SALT LAKE CITY – According to Reuters, at least 1. 8 million people in the United States have already received the new COVID-19 vaccine.

Citing data collected through a North Carolina-based health care analytics firm, IQVIA Holdings, the news firm reported that the total for the week ending Sept. 22 would likely not include some shots administered at network vaccination centers and doctors’ offices.

“It sounds like a smart figure,” Michael Kleinrock, senior director of studies at IQVIA, told Reuters on Friday, noting that previously, the public fitness emergency and vaccination mandates had helped boost demand.

“The imperative to get vaccinated is much more of a component of the public debate,” Kleinrock said. The COVID-19 emergency ended in the United States last spring.

There hasn’t been any vaccine update since the fall of 2022, when a bivalent booster dose was released, targeting both the original strain of the virus and newer versions of the omicron variant that drove cases to record levels that year.

Reuters noted that about two weeks after the bivalent booster brought in last year, about 1. 5 million vaccines had been administered, suggesting there would likely be more interest in the new vaccine.

In the United States, more than 56 million people got the bivalent booster last spring, or 17% of the population, according to the Centers for Disease Control and Prevention.

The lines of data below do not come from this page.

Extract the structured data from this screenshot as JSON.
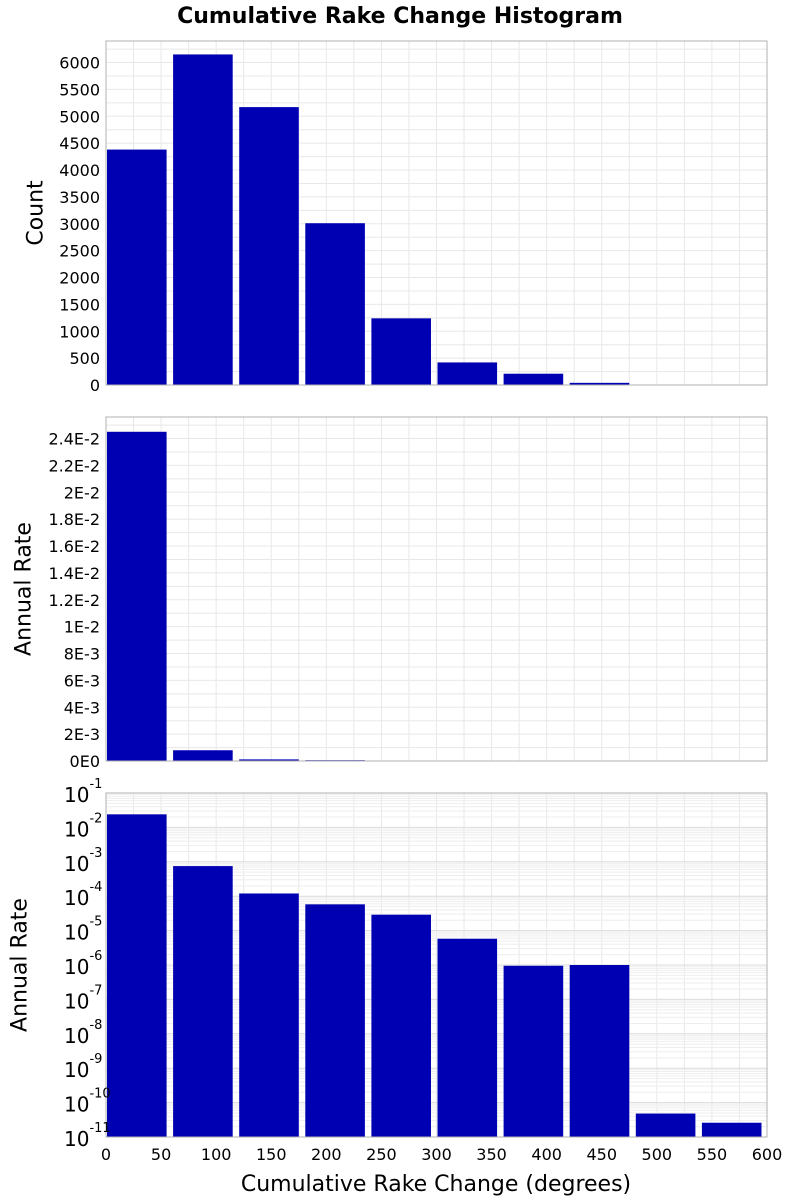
{
  "chart_data": [
    {
      "type": "bar",
      "panel": "count",
      "title": "Cumulative Rake Change Histogram",
      "ylabel": "Count",
      "ylim": [
        0,
        6400
      ],
      "yticks": [
        0,
        500,
        1000,
        1500,
        2000,
        2500,
        3000,
        3500,
        4000,
        4500,
        5000,
        5500,
        6000
      ],
      "ytick_labels": [
        "0",
        "500",
        "1000",
        "1500",
        "2000",
        "2500",
        "3000",
        "3500",
        "4000",
        "4500",
        "5000",
        "5500",
        "6000"
      ],
      "bins": [
        [
          0,
          55
        ],
        [
          60,
          115
        ],
        [
          120,
          175
        ],
        [
          180,
          235
        ],
        [
          240,
          295
        ],
        [
          300,
          355
        ],
        [
          360,
          415
        ],
        [
          420,
          475
        ],
        [
          480,
          535
        ],
        [
          540,
          595
        ]
      ],
      "values": [
        4380,
        6150,
        5170,
        3010,
        1240,
        420,
        210,
        40,
        0,
        0
      ],
      "color": "#0000b3",
      "grid": true
    },
    {
      "type": "bar",
      "panel": "rate-linear",
      "ylabel": "Annual Rate",
      "ylim": [
        0,
        0.0256
      ],
      "yticks": [
        0,
        0.002,
        0.004,
        0.006,
        0.008,
        0.01,
        0.012,
        0.014,
        0.016,
        0.018,
        0.02,
        0.022,
        0.024
      ],
      "ytick_labels": [
        "0E0",
        "2E-3",
        "4E-3",
        "6E-3",
        "8E-3",
        "1E-2",
        "1.2E-2",
        "1.4E-2",
        "1.6E-2",
        "1.8E-2",
        "2E-2",
        "2.2E-2",
        "2.4E-2"
      ],
      "bins": [
        [
          0,
          55
        ],
        [
          60,
          115
        ],
        [
          120,
          175
        ],
        [
          180,
          235
        ],
        [
          240,
          295
        ],
        [
          300,
          355
        ],
        [
          360,
          415
        ],
        [
          420,
          475
        ],
        [
          480,
          535
        ],
        [
          540,
          595
        ]
      ],
      "values": [
        0.0245,
        0.0008,
        0.00012,
        6e-05,
        3e-05,
        6e-06,
        1e-06,
        1e-06,
        1e-12,
        3e-13
      ],
      "color": "#0000b3",
      "grid": true
    },
    {
      "type": "bar",
      "panel": "rate-log",
      "ylabel": "Annual Rate",
      "yscale": "log",
      "ylim": [
        1e-11,
        0.1
      ],
      "ytick_exponents": [
        "-11",
        "-10",
        "-9",
        "-8",
        "-7",
        "-6",
        "-5",
        "-4",
        "-3",
        "-2",
        "-1"
      ],
      "ytick_base": "10",
      "xlabel": "Cumulative Rake Change (degrees)",
      "xlim": [
        0,
        600
      ],
      "xticks": [
        0,
        50,
        100,
        150,
        200,
        250,
        300,
        350,
        400,
        450,
        500,
        550,
        600
      ],
      "xtick_labels": [
        "0",
        "50",
        "100",
        "150",
        "200",
        "250",
        "300",
        "350",
        "400",
        "450",
        "500",
        "550",
        "600"
      ],
      "bins": [
        [
          0,
          55
        ],
        [
          60,
          115
        ],
        [
          120,
          175
        ],
        [
          180,
          235
        ],
        [
          240,
          295
        ],
        [
          300,
          355
        ],
        [
          360,
          415
        ],
        [
          420,
          475
        ],
        [
          480,
          535
        ],
        [
          540,
          595
        ]
      ],
      "values": [
        0.024,
        0.00075,
        0.00012,
        5.8e-05,
        2.9e-05,
        5.8e-06,
        9.5e-07,
        1e-06,
        4.8e-11,
        2.6e-11
      ],
      "color": "#0000b3",
      "grid": true
    }
  ]
}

In Utah, bivalent adoption is less than 16%.

The newer COVID-19 injections, which gained final federal approval on Sept. 12, are monovalent and address an earlier edition of the virus that, like variants circulating lately, is also linked to omicron.

People in Utah and the rest of the country have struggled to get the vaccine now being announced, and in some cases, insurers aren’t willing to cover prices if needed.

The updated shots, for any child 6 months and older, fit a national spike in COVID-19 symptoms that has led to what’s known as a “dramatic” increase in cases and hospitalizations.

Starting in July, weekly hospitalizations began to rise and as of early September had reached more than 20,000 for the first time since March. The CDC’s recent highs, for the week ending Sept. 23, put that figure at just over 19,000, down 3. 1 percent. % of last week.

In Utah, the average number of people hospitalized with COVID-19 for seven days rose more than 5% during the week ending Sept. 28, to just over 72, according to data from the Utah Department of Health and Human Services.